Plectics, derived from the Greek term "πλεκτός" meaning "woven," the term we've named our laboratory after, refers to a comprehensive transdisciplinary scientific field envisioned by Nobel Laureate Murray Gell-Mann, that would examine the fundamental universal principles which weave together a complex fabric of complex, adaptive, and evolving systems.
In alignment with Murray Gell-Mann's vision for the term Plectics, and Norbert Wiener’s original vision for Cybernetics, Plectics Laboratories endeavors to advance a transdisciplinary understanding of complex systems. This approach, emphasizes the interconnectedness of fields and the application of shared mathematical tools across disciplines. We believe that fostering collaboration across these domains is critical to addressing the pressing challenges posed by contemporary complex systems, such as AI interpretability and social dynamics
Our research stands at the intersection of statistical physics, deep learning, and high-dimensional statistics. We are particularly interested in how computation emerges in complex systems through the collective dynamics of simple processing units. We investigate this principle across multiple domains—from the latent geometry of neural representations to the large-scale patterns of social dynamics. By modeling these underlying dynamics, our goal is to build more interpretable and robust frameworks for understanding how local interactions give rise to the complex, emergent structures that shape our world. Through our open-source knowledge base and public events, we work to enable researchers to bridge theoretical insights with practical applications and build a community dedicated to solving these problems.
We believe, complexity science struggled due to technological limitations: detailed measurements and computationally intensive simulations were simply beyond reach. By the late 20th century, complexity-focused companies and researchers were forced to pause their efforts as computing resources failed to match theoretical ambitions. Today, consumer-grade hardware routinely surpasses the performance of earlier supercomputers, and vast streams of data have become abundant. Leveraging this computational revolution, Plectics Labs aims to reconcile two divergent scientific traditions: the predictive power of data-driven machine learning and the explanatory rigor of mechanistic modeling. Our goal is to transcend traditional minimalistic approaches, illuminating instead the generative processes, historical, adaptive, and evolutionary, that shape the intricate structures and behaviors of the complex world around us.
Plectics Laboratories remains committed to cultivating an open-source knowledge base, enabling researchers to bridge theoretical insights with practical applications across diverse domains. By facilitating interdisciplinary collaboration, we strive to unlock deeper understanding and innovative solutions in complexity science.

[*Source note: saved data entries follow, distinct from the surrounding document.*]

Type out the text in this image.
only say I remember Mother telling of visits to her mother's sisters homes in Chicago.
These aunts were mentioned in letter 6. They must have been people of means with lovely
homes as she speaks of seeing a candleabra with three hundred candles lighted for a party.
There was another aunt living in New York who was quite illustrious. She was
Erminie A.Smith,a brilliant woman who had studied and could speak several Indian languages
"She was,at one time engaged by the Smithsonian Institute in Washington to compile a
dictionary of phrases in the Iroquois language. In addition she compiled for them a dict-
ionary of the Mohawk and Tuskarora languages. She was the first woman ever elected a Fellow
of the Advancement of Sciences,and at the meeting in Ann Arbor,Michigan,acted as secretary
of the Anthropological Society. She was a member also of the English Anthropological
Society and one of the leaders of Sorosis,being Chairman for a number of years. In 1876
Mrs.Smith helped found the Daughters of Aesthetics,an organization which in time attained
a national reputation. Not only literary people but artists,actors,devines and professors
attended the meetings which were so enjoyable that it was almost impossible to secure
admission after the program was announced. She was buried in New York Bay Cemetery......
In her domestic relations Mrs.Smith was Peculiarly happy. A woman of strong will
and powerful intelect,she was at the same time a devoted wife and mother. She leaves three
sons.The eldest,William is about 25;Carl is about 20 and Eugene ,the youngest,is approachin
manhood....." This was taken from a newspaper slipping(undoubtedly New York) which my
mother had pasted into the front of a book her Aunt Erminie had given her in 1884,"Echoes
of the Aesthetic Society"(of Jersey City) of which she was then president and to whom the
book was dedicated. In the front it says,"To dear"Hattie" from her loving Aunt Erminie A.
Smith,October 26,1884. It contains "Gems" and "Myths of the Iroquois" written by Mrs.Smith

Interdisciplinarity: We believe that the most significant breakthroughs occur at the intersections of different fields. We actively foster collaboration and dialogue between researchers from diverse backgrounds to create a whole greater than the sum of its parts.
Rigorous Inquiry: We are committed to the highest standards of intellectual honesty and analytical depth. Our work is driven by curiosity and a relentless pursuit of the truth, grounded in mathematical and logical reasoning.
Historicism: To build the future, one must understand the past. We emphasize the importance of historical thinking to provide deeper context for modern problems and to learn from the evolution of scientific ideas.
Open source knowledge: We are dedicated to making our research, lectures, and resources publicly available to a global audience. We believe that sharing knowledge is essential for accelerating scientific progress and contributing to a wider public conversation.